Regardless, both Kaye and the Tonic Life founders — to name just two examples out of many — wanted to start new businesses from scratch rather than staying put. In Tonic Life's case, it is understood that founders Scott Clark, Oliver Parsons and Moira Gitsham investigated options with Huntsworth group before ultimately choosing to leave.
For acquirers, it is tempting to see these scenarios as nothing more than the occupational hazards of agency deals. Is there really anything they can do to mitigate the risk of the founder leaving? I put that question to one agency CEO that has had a certain amount of success in keeping agency founders within the fold after earn-out. He pointed to some specific steps that buyers can take.
Firstly, long relationships between the agencies in question invariably help, particularly when compared to deals that are driven by the short-term need to add billings in specific markets. Providing new opportunities for restless entrepreneurial types is another option, used to good effect at places like W2O Group and Next 15.
At Enero, for example, Frank PR founders Graham Goodkind and Andrew Bloch have remained beyond their earn-out, thanks in part to the holding group returning 25% of the agency's ownership to the duo.
Goodkind, however, notes that the financial stake is not the most important thing for keeping a founder in place beyond the earn-out. The trick that most buyers miss, he says, is safeguarding the emotional connection a founder has with their business.

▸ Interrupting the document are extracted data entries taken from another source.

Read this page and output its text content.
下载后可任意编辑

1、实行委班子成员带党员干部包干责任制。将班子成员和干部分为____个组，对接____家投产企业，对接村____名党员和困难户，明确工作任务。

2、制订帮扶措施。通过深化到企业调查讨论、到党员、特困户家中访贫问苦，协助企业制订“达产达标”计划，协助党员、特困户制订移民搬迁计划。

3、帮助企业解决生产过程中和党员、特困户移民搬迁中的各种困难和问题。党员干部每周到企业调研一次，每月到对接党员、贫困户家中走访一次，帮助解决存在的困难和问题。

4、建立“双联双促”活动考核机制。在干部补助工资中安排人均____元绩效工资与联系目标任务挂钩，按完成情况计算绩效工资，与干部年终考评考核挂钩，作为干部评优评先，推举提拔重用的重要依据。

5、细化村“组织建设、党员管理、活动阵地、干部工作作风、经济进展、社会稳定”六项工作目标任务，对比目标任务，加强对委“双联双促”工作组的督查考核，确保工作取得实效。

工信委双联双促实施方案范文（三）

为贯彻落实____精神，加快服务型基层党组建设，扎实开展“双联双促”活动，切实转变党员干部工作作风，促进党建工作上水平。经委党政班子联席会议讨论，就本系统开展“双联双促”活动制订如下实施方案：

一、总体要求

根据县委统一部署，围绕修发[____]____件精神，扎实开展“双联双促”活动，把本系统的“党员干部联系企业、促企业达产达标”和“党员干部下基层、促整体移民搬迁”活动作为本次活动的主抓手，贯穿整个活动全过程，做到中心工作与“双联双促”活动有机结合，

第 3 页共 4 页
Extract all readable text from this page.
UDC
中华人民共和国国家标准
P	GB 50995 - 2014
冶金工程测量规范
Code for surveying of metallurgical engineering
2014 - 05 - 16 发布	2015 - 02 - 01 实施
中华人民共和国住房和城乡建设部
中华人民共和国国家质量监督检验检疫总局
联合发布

"You break that at your peril," says Goodkind. "Although you might own the business, you don’t own it emotionally. You leave that in the hands of the founders. If you break that, then the founders don’t feel that connection. They are not necessarily doing it for the money, but if they feel like they are doing it for the money, then that breaks it."
That, says Goodkind, is the best way to safeguard the assets and profits from your shiny new agency purchase. Ultimately, every acquisition carries the risk of the key people leaving within three or four years. For an industry that thrives on reinvention, that is not necessarily a bad thing. For agency buyers, however, it is difficult to see it as a positive outcome, no matter how sanguine they may appear about this particular prospect.
At a more fundamental level, notes the agency buyer, acquirers would be wise to question exactly why they are doing the specific deal. Many, he points out, are simply done for the wrong reasons.
"When you buy just for the sake of adding revenue, it doesn’t work," he said. "The chemistry is just as important as the finances."